NVIDIA Banks On Powerhouse Tegra X1 Processor To Join Self-Driving Car Race

Since its launch in the 90s, NVIDIA's core business has revolved around graphics units, either for gaming or professional use. In the past five years, the company has made a small dent in the mobile market, with its Tegra series of SoCs having been well-received overall. Now, the company desperately wants to see success in another hot market: automobiles.

In recent years, NVIDIA's Tegra processor has powered the infotainment systems in select cars, such as Audi's R8 and Tesla's Model S, and while the company has no intention of slowing its efforts there down, it wants to expand into autonomous driving, an area of the automotive market where interest is rapidly growing.

Tesla Model S
Tesla's Model S has NVIDIA's Tegra under-the-hood

At the company's GPU Technology Conference, held this past March, NVIDIA's CEO Jen-Hsun Haung repeated some of what we've heard before: it wants to be the leader where autonomous driving is concerned. At CES, it revealed its DRIVE system, built upon Tegra X1, which paves the way for autonomous driving. At GTC, Jen-Hsun invited Tesla's Elon Musk on stage to discuss autonomous driving, and during their chit-chat, Musk dropped a bombshell: he thinks that in time, regular cars could be banned, just because autonomous driving is so much safer. A market doesn't get much more lucrative than this.

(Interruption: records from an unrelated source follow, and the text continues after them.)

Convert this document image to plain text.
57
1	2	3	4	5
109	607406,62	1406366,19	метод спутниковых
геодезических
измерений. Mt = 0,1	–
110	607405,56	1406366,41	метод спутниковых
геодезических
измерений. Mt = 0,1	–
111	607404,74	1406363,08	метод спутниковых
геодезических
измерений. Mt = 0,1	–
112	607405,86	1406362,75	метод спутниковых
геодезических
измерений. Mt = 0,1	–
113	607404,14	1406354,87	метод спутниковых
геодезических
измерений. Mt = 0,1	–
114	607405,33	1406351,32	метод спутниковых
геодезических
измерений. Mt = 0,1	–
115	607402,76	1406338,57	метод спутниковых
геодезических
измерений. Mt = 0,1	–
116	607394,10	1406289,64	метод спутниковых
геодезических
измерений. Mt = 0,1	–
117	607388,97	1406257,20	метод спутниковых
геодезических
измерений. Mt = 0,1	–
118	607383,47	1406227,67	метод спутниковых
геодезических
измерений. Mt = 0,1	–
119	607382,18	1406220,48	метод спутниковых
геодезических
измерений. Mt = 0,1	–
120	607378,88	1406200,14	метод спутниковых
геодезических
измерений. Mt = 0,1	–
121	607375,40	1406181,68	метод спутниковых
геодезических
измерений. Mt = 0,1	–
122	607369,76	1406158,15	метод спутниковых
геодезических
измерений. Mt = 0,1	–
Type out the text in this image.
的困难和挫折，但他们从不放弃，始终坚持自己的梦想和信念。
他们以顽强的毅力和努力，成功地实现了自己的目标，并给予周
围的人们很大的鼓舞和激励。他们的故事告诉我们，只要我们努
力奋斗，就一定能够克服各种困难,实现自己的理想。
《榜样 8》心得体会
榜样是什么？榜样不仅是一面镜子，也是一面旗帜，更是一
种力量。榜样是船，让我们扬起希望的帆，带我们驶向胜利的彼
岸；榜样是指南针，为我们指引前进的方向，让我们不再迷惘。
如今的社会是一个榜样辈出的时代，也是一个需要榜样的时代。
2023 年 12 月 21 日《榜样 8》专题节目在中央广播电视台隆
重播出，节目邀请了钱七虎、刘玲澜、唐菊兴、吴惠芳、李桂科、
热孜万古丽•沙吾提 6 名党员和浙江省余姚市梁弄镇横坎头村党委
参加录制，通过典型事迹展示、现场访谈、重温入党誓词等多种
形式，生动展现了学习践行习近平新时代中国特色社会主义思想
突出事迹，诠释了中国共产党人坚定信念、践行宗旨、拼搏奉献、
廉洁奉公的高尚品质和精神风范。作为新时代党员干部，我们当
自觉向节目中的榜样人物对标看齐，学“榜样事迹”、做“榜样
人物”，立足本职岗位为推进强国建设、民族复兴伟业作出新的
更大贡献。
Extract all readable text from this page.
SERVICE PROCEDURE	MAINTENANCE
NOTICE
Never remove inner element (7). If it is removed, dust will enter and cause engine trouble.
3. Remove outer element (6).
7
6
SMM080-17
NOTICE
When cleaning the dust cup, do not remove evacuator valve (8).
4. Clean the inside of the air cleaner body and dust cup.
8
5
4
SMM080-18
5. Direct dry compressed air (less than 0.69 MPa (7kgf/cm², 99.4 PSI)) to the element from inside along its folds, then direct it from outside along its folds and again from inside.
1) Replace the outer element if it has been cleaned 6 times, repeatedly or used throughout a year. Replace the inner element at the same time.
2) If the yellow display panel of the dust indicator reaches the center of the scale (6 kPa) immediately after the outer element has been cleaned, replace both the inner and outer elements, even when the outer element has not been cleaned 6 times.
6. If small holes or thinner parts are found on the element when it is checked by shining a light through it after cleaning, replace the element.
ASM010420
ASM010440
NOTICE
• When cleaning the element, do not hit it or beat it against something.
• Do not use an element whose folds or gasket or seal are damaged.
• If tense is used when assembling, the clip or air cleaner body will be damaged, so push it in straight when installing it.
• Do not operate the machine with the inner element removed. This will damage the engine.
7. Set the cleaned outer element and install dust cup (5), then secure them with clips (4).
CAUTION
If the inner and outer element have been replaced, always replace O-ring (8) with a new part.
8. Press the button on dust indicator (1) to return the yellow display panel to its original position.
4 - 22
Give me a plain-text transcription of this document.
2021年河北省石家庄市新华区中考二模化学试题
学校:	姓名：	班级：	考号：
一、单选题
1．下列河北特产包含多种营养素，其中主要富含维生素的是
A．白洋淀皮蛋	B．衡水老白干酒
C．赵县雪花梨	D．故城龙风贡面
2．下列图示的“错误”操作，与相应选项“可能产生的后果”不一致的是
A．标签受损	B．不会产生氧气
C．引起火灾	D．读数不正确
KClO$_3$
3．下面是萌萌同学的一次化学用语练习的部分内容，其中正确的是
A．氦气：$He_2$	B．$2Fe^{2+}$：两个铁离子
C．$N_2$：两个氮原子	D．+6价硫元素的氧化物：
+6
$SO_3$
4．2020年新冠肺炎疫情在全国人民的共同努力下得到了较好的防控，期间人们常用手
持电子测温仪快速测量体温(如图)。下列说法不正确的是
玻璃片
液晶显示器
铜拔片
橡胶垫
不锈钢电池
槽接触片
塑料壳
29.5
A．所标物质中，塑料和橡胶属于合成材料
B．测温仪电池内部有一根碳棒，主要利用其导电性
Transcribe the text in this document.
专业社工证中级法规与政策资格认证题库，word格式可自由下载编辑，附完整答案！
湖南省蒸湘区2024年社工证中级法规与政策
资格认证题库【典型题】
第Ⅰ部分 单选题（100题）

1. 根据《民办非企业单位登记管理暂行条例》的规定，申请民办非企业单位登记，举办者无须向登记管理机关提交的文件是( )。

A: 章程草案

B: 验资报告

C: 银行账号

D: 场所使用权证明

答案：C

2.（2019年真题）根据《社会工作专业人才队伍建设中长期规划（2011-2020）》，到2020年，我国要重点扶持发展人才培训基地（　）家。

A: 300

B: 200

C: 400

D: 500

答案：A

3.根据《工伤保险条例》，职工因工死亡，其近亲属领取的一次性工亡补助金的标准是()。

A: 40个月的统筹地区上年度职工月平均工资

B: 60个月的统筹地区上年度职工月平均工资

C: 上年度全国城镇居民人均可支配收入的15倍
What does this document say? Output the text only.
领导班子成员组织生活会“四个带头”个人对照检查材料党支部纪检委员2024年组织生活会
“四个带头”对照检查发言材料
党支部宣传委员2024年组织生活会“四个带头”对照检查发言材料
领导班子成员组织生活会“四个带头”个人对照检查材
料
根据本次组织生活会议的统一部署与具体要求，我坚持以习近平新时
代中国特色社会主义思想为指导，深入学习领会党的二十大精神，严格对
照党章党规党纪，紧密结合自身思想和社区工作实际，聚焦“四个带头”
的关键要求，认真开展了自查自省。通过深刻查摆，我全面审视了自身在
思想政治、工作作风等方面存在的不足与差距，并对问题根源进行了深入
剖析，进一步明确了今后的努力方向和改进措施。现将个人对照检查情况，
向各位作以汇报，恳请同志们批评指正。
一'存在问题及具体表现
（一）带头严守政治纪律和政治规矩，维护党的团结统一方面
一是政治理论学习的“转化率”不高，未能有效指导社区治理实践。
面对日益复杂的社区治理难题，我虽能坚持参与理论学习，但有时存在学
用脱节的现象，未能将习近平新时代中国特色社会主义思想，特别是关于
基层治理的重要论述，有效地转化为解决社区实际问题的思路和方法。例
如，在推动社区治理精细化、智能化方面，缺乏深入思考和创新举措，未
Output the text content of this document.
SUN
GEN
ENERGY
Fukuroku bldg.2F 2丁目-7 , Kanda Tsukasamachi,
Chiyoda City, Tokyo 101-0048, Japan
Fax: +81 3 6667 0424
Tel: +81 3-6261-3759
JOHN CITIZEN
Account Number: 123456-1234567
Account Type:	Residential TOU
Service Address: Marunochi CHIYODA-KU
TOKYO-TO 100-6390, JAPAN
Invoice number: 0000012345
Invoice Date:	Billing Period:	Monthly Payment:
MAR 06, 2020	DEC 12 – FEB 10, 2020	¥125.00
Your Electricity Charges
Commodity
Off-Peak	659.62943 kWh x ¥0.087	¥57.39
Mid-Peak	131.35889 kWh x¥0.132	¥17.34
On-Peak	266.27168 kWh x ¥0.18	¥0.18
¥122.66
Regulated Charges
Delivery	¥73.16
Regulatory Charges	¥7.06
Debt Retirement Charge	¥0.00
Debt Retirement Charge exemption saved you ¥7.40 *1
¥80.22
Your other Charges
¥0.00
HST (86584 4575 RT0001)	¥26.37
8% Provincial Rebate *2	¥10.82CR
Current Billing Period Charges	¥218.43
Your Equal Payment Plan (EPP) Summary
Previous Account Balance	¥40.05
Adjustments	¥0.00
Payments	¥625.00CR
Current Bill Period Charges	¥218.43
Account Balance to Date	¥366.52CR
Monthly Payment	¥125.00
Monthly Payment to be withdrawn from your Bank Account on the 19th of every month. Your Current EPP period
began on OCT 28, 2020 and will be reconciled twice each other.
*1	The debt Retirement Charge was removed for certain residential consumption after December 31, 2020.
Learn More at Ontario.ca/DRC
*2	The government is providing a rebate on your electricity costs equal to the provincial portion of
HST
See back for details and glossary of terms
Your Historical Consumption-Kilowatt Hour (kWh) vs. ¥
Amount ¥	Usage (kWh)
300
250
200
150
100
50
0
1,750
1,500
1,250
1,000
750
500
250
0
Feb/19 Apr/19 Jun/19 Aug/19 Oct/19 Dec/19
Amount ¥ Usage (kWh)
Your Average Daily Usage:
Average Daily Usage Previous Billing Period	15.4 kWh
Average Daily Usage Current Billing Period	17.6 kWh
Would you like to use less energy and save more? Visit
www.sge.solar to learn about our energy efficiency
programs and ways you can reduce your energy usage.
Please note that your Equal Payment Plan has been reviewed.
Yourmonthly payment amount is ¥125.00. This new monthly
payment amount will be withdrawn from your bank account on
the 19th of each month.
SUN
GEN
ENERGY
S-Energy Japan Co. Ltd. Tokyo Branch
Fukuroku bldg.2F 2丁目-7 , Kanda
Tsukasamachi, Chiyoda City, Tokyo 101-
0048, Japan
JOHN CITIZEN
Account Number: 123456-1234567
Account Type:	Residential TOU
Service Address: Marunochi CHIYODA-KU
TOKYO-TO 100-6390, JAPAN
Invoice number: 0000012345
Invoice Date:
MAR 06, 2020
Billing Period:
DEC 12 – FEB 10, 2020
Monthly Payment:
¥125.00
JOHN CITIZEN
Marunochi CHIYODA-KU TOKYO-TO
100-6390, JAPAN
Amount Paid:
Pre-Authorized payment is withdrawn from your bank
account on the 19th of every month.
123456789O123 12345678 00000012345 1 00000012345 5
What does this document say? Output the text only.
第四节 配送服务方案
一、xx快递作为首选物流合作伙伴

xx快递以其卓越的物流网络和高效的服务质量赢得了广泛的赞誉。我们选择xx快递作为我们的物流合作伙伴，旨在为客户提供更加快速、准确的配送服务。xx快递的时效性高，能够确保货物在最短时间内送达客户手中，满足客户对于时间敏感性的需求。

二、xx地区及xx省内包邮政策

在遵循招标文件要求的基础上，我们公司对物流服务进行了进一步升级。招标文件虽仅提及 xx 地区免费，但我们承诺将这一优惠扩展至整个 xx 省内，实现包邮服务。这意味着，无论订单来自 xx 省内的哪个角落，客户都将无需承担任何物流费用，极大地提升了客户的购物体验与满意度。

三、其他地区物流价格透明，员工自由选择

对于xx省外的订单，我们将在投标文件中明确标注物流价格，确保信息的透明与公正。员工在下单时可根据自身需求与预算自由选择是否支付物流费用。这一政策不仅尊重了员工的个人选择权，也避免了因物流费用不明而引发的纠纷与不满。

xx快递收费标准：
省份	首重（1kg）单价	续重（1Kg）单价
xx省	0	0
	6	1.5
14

Even if NVIDIA has proven technology, it doesn't mean that getting accepted by automakers en masse is guaranteed. There's already a ton of chips competition in the automotive market, especially from Texas Instruments, Qualcomm, Intel, and even Renesas. Despite the competition, NVIDIA expects to see its tech in more than 32 million vehicles by 2020.

NVIDIA has an uphill battle, but given all that the company has shown us in recent months, it stands to score some great success down-the-road.